Sur le terrain, il constate un timide changement d'état d'esprit depuis deux ans. "Les Assises nationales sur le harcèlement à l'école ont notamment contribué à cette avancée", complète-t-il. "Moins une équipe pédagogique est solide, plus la violence est présente. Le turnover des enseignants est encore - comme en 2010 - le premier facteur de la violence scolaire", analyse encore Eric Debarbieux.
"A chaque rentrée, la moitié des enseignants sont nouveaux ! Comment voulez-vous définir dans le collège ou le lycée la moindre cohérence pédagogique ? Comment établir des règles qui perdurent, notamment face à des élèves de troisième qui diront qu'ils ont tous les droits, puisqu'ils sont les plus anciens du collège, adultes et élèves inclus ?", s'interrogeait déjà en février 2010 dans Le Journal du dimanche Benjamin Moignard, maître de conférences à l’université Paris-Est Créteil et membre de l’Observatoire fondé par Eric Debarbieux.
• Parce que professeurs et élèves n'en parlent pas assez
"Depuis le milieu des années 2000, en Finlande, les élèves ont tous les deux ans, depuis la première année du primaire jusqu'à la dernière année du lycée, un cours d’une vingtaine d’heures dans l’année consacré à la sensibilisation aux violences scolaires", explique le HuffingtonPost.fr.

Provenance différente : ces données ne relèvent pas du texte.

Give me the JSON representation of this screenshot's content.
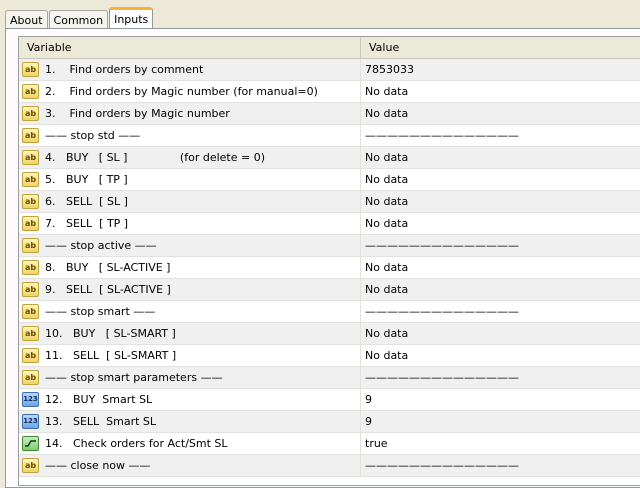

En France, ce type de dispositif est progressivement mis en place. Il est en train d'être testé dans quelques établissements, comme le montre cet extrait de reportage de France 2 :
Sarah Bernuchon / France 2
"Pendant longtemps, l'Education nationale n'a pas voulu voir le problème en face parce que cela faisait désordre. On a voulu se voiler la face", déclarait au HuffingtonPost.fr François Portzer, président du Syndicat national des lycées et collèges (Snalc), ancien professeur en Seine-Saint-Denis.
• Parce que l'efficacité des encadrants reste à vérifier
Mises en place depuis l'année scolaire 2009-2010, les équipes mobiles de sécurité (EMS) ne sont composées ni de policiers, ni de surveillants, mais un peu des deux. Les EMS sont surtout présentes à la sortie des écoles, mais peuvent être amenées à entrer dans les établissements jugés difficiles. "Leur mission est triple : prévenir les tensions, intervenir immédiatement en cas d'incident grave et protéger les personnes et les biens", rappelle le ministère de l'Education nationale. "Au départ, je n'étais pas favorable à la création de ces équipes. Mais certaines ont compris l'intérêt de travailler sur le climat scolaire", commente Eric Debarbieux.
Pour François Hollande, la présence de ces équipes n'est pas suffisante. Pendant la campagne présidentielle, il a promis la mise en place de 500 médiateurs chargés de la lutte contre les violences scolaires. Ils seront affectés "dans les établissements les plus difficiles", d'ici à la Toussaint ou Noël, a annoncé le ministre de l'Education nationale, Vincent Peillon, le 8 juin. Selon Eric Debarbieux, l'efficacité de ces médiateurs dépendra de leur formation. "Ils ne doivent surtout pas devenir de nouveaux pions, mais avoir une gestion particulière de la violence." Des capacités dont la France, à l'inverse de ses voisins, n'a encore jamais réussi à se doter pour enrayer la violence scolaire.